A High-Scoring Answer Structure for Issue-Spotting Questions

Use this repeatable structure to identify major issues quickly, rank them by mark value, and write complete, coherent answers within time.

Issue spotting decides most marks

In scenario-based law questions, candidates often lose marks before writing their first full paragraph. They miss major issues, overstate minor ones, or mix legal tests. A strong structure solves this by forcing prioritization before prose.

The three-part script architecture

Part 1: Issue roadmap (short)

Start with a two- or three-line roadmap naming the key legal issues in order of likely mark weight. This signals control and helps the marker track your analysis.

Part 2: Ranked analysis blocks

Handle each issue in a separate block using weighted IRAC. Give most space to application. Use one authority cue where relevant and tie it to facts directly.

Part 3: Practical conclusion

End each major issue with an outcome statement: likely legal position, uncertainty points, and what fact would change the result. Practical conclusions score highly because they show legal judgment.

Ranking issues under time pressure

Use this quick test: if removed, would the answer lose substantial marks? If yes, it is a major issue. If not, keep it brief. This prevents ten-minute detours on peripheral points.

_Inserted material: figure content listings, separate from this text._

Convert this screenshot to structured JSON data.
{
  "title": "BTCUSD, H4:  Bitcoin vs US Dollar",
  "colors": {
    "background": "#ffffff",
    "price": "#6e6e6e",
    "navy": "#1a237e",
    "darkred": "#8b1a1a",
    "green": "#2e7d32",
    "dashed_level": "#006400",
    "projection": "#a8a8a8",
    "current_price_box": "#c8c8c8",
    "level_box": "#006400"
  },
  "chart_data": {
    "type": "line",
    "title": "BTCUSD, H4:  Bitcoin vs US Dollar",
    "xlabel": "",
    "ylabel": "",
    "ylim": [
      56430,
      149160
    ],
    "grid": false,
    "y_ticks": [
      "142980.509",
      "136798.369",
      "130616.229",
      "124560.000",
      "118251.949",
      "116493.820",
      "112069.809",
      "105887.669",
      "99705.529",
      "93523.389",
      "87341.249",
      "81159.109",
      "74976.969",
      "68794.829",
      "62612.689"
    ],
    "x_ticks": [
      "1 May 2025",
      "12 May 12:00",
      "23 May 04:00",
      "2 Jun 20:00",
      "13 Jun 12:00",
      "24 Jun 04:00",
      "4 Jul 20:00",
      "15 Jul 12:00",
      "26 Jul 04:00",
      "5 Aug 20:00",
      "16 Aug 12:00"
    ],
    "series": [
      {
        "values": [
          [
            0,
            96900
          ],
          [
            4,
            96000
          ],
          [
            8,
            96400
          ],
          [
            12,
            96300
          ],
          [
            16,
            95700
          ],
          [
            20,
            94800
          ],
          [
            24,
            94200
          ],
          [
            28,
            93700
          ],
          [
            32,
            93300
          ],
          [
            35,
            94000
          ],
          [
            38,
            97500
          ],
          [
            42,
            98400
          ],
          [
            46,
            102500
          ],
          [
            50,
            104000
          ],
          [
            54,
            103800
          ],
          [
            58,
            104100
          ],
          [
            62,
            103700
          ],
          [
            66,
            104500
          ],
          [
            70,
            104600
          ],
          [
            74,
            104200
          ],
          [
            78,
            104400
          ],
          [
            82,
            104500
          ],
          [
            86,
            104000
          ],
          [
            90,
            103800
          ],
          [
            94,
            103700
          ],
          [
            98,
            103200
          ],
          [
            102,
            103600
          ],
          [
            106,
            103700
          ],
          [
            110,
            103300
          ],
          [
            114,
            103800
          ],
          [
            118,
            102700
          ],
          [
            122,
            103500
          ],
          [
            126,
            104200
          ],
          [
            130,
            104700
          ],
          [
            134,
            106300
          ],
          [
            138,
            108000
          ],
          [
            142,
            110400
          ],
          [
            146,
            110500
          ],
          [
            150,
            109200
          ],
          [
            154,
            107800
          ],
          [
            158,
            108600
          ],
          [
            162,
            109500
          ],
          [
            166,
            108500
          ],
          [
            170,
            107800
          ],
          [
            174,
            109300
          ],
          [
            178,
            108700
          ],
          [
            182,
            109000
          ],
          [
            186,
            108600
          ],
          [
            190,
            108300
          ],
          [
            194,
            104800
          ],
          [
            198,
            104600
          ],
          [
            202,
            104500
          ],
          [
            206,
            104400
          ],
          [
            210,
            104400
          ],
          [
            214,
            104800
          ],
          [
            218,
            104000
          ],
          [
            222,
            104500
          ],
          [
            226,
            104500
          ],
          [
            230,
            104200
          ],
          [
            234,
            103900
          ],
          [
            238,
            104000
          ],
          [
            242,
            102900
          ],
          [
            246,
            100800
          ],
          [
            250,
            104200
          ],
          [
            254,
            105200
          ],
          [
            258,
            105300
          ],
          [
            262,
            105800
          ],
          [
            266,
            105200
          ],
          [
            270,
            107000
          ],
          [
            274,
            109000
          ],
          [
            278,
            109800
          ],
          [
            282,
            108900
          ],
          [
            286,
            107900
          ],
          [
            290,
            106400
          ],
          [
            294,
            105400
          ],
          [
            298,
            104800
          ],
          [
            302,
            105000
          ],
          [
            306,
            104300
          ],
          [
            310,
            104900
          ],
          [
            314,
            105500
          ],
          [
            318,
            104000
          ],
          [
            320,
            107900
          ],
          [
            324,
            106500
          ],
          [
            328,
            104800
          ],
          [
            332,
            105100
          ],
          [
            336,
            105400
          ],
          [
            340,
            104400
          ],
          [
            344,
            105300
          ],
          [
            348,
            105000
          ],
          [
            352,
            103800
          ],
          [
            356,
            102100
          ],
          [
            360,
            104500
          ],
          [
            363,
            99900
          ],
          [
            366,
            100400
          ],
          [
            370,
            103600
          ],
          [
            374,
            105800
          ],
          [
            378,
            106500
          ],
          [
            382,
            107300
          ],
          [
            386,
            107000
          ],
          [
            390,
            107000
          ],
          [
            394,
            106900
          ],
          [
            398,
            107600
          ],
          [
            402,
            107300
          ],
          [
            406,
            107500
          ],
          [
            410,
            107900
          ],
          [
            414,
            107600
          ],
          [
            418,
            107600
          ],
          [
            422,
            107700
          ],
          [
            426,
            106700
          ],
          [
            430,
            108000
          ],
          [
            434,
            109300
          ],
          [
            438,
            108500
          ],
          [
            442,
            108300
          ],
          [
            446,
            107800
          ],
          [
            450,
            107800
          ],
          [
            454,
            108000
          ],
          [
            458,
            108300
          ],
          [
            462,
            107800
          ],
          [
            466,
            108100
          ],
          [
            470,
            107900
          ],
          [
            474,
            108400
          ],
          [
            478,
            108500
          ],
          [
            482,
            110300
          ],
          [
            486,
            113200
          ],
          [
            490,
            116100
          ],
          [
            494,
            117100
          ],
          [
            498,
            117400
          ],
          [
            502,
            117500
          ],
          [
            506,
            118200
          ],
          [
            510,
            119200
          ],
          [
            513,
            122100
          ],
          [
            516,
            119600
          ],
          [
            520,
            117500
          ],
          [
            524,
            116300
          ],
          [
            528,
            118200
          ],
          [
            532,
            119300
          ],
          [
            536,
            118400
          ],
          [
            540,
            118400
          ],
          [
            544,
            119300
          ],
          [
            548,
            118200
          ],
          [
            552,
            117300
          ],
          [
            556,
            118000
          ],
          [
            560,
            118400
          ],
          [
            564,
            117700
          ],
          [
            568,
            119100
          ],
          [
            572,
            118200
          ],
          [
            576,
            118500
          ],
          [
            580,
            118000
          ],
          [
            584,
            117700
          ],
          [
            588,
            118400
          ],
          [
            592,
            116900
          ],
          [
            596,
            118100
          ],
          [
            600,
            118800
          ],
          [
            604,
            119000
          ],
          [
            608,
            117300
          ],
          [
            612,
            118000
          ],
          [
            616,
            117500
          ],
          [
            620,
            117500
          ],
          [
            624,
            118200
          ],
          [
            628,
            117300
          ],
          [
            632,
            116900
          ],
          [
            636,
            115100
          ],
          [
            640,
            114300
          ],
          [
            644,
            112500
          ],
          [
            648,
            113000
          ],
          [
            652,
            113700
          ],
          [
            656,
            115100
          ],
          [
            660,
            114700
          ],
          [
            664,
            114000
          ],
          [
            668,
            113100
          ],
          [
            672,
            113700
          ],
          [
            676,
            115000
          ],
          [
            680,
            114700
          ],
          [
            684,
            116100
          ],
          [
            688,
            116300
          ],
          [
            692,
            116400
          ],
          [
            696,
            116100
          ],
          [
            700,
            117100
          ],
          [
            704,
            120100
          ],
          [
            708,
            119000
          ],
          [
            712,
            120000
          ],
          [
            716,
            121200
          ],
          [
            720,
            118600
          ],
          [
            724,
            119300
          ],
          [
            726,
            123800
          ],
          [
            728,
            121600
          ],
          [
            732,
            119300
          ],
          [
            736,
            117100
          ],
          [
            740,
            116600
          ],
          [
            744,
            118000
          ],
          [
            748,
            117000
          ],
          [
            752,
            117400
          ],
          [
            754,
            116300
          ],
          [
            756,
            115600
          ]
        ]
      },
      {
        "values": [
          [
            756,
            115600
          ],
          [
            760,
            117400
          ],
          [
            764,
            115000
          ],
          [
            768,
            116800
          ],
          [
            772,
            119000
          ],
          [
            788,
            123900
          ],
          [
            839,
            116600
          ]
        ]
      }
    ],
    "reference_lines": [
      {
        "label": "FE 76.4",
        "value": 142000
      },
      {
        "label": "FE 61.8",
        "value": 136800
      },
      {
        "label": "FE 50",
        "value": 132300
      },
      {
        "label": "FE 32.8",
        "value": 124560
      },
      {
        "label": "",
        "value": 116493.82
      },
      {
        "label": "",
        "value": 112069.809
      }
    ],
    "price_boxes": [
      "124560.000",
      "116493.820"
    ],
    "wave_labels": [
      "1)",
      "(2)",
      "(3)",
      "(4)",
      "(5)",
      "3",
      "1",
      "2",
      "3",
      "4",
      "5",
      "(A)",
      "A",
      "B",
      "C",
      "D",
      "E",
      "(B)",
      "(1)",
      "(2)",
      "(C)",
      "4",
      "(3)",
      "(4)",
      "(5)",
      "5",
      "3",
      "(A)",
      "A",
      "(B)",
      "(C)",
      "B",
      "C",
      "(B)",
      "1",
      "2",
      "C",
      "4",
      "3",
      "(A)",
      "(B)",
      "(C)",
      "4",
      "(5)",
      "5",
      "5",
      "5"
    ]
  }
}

Paragraph formula you can train

Use one paragraph per function:

  • Issue sentence tied to facts
  • Rule sentence with legal test
  • Application sentences with fact-by-fact logic
  • Conclusion sentence with confidence level

Functional paragraphs reduce rambling and improve readability.

How to avoid over-writing

Set a per-issue timer before writing. If time expires, conclude and move. A complete script with balanced coverage almost always outperforms an incomplete script with one polished section.

Practice drill

Take one past scenario. Spend only 3 minutes creating an issue roadmap and ranking list. Then write one full analysis block in 8 minutes. Repeat with three different questions. This drill builds speed in planning, which is where most time is won.

Closing perspective

Issue-spotting excellence is a structural skill, not talent. Use a roadmap, ranked blocks, and practical conclusions consistently. When structure is stable, quality improves even under pressure.